The brighter side of sleeplessness

January 10, 2009

They say sleep won’t come easy by the end of March, when the two of us become three. Babies wake up every two hours, and they wake entire blocks too, I’ve heard. The thought was funny when this was someone else’s problem. Now, through circumstance or deep down preparation, I wake up in darkness, wondering what time it is. And why I woke up. Every breath is audible, and hints at the sleeper’s state. When trash trucks rattle and squeak by below, the breathing is shallow, silent. Then slowly it returns, the deep breath that lingers at the edge of a snore, comforting reassurance of an uninterrupted pattern of life.

The body protests its own decision with a heaviness that doesn’t bode well for the hours to come. Should I get up? Or should I sleep? Is this my decision to make? Closing the eyes does nothing when you’re conscious about it. Making a deliberate effort to slip into sleep isn’t the ideal way, and I only become more aware of every sound and every movement.

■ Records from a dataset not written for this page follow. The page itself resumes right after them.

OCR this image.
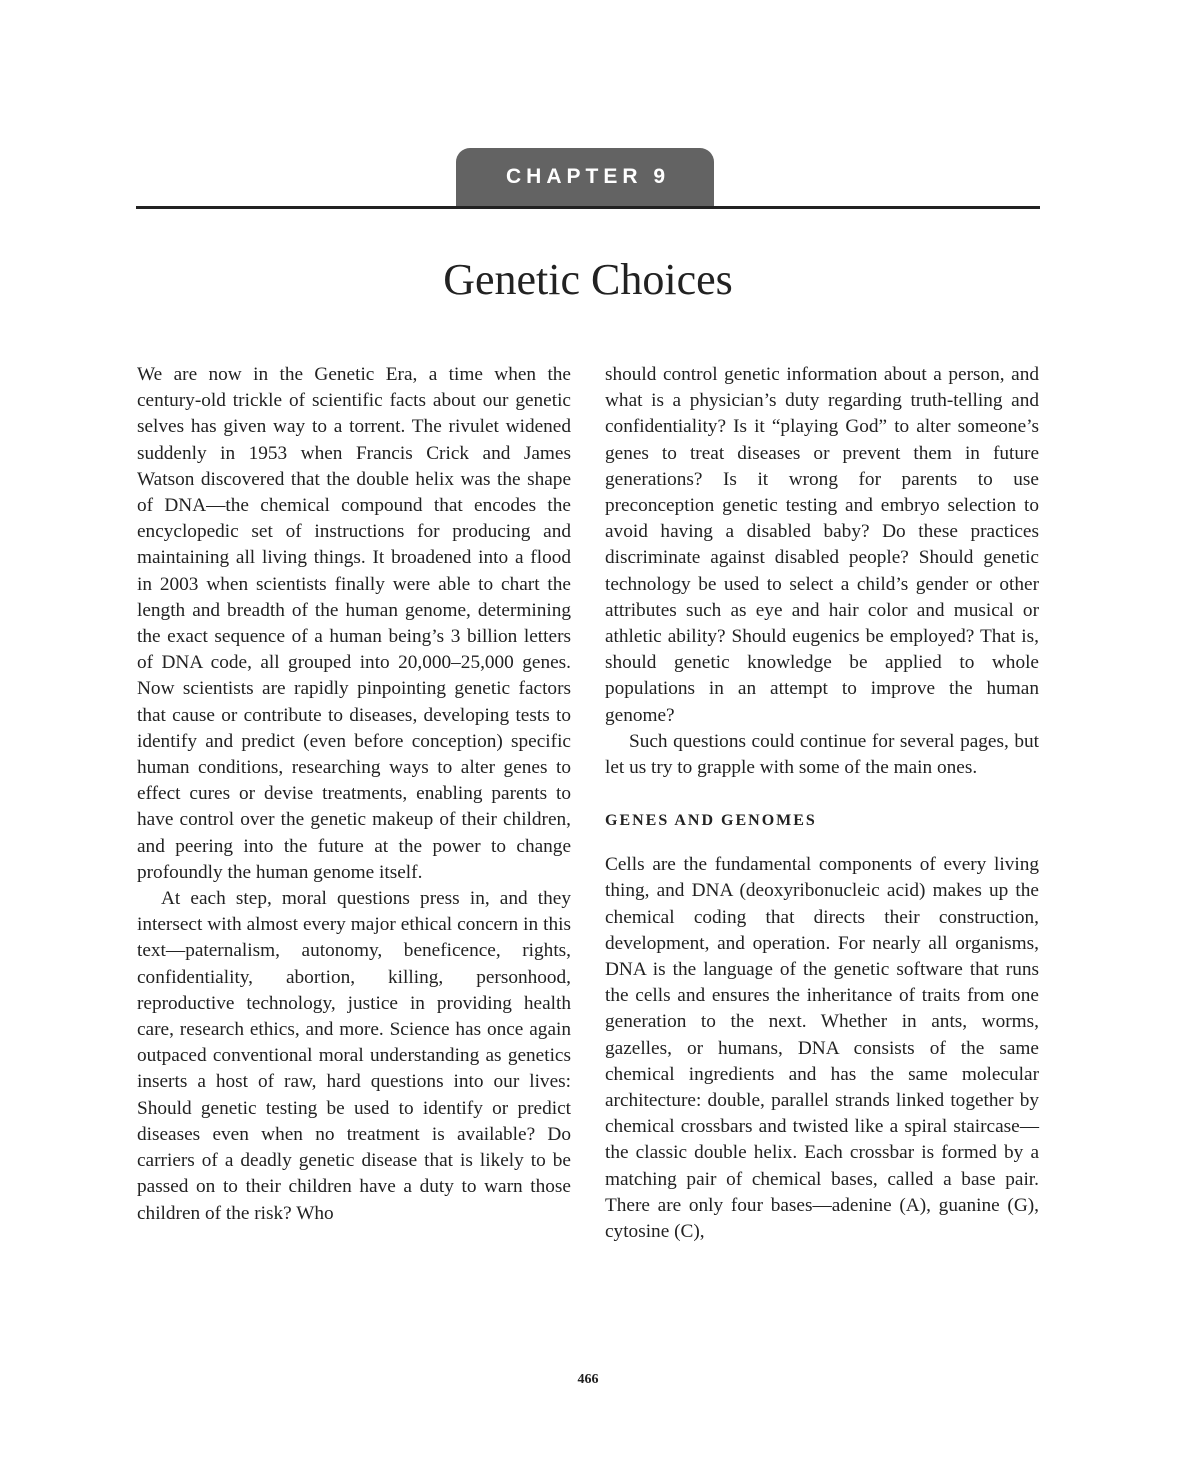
CHAPTER 9
Genetic Choices

We are now in the Genetic Era, a time when the century-old trickle of scientific facts about our genetic selves has given way to a torrent. The rivulet widened suddenly in 1953 when Francis Crick and James Watson discovered that the double helix was the shape of DNA—the chemical compound that encodes the encyclopedic set of instructions for producing and maintaining all living things. It broadened into a flood in 2003 when scientists finally were able to chart the length and breadth of the human genome, determining the exact sequence of a human being’s 3 billion letters of DNA code, all grouped into 20,000–25,000 genes. Now scientists are rapidly pinpointing genetic factors that cause or contribute to diseases, developing tests to identify and predict (even before conception) specific human conditions, researching ways to alter genes to effect cures or devise treatments, enabling parents to have control over the genetic makeup of their children, and peering into the future at the power to change profoundly the human genome itself.

At each step, moral questions press in, and they intersect with almost every major ethical concern in this text—paternalism, autonomy, beneficence, rights, confidentiality, abortion, killing, personhood, reproductive technology, justice in providing health care, research ethics, and more. Science has once again outpaced conventional moral understanding as genetics inserts a host of raw, hard questions into our lives: Should genetic testing be used to identify or predict diseases even when no treatment is available? Do carriers of a deadly genetic disease that is likely to be passed on to their children have a duty to warn those children of the risk? Who

should control genetic information about a person, and what is a physician’s duty regarding truth-telling and confidentiality? Is it “playing God” to alter someone’s genes to treat diseases or prevent them in future generations? Is it wrong for parents to use preconception genetic testing and embryo selection to avoid having a disabled baby? Do these practices discriminate against disabled people? Should genetic technology be used to select a child’s gender or other attributes such as eye and hair color and musical or athletic ability? Should eugenics be employed? That is, should genetic knowledge be applied to whole populations in an attempt to improve the human genome?

Such questions could continue for several pages, but let us try to grapple with some of the main ones.

GENES AND GENOMES

Cells are the fundamental components of every living thing, and DNA (deoxyribonucleic acid) makes up the chemical coding that directs their construction, development, and operation. For nearly all organisms, DNA is the language of the genetic software that runs the cells and ensures the inheritance of traits from one generation to the next. Whether in ants, worms, gazelles, or humans, DNA consists of the same chemical ingredients and has the same molecular architecture: double, parallel strands linked together by chemical crossbars and twisted like a spiral staircase—the classic double helix. Each crossbar is formed by a matching pair of chemical bases, called a base pair. There are only four bases—adenine (A), guanine (G), cytosine (C),

466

The fridge is filled with fruits and vegetables, but not a damn thing to munch on at 3.15. Chips are banned, biscuits are hardly adequate, and there’s no ice cream. There’s no namkeen, either. Unbelievable frustration ensues. I have to visualize a happier time, specifically the years 1997-2001, when the diet consisted of Doritos, Cheetos, and Mountain Dew. Still, nothing to eat at present.

Other countries leave their interesting television content for late nights and early mornings. In India, you have stuff like Revenge of the Happy Plums VI on Star Movies, and killer-worms-hungry-for-human-blood sort-of movies on HBO. Also, there’s no Fashion TV. So nothing in the fridge, and nothing on television. And the PS3 is broken. Which reminds me – and as I write this, I’m suddenly feeling happier – repairing a PS3 takes serious cash. Maybe this is a sign. And there’s a good season coming up for game releases. Suddenly insomnia, or rather being up when no one else is, doesn’t seem like such a bad idea. Woo.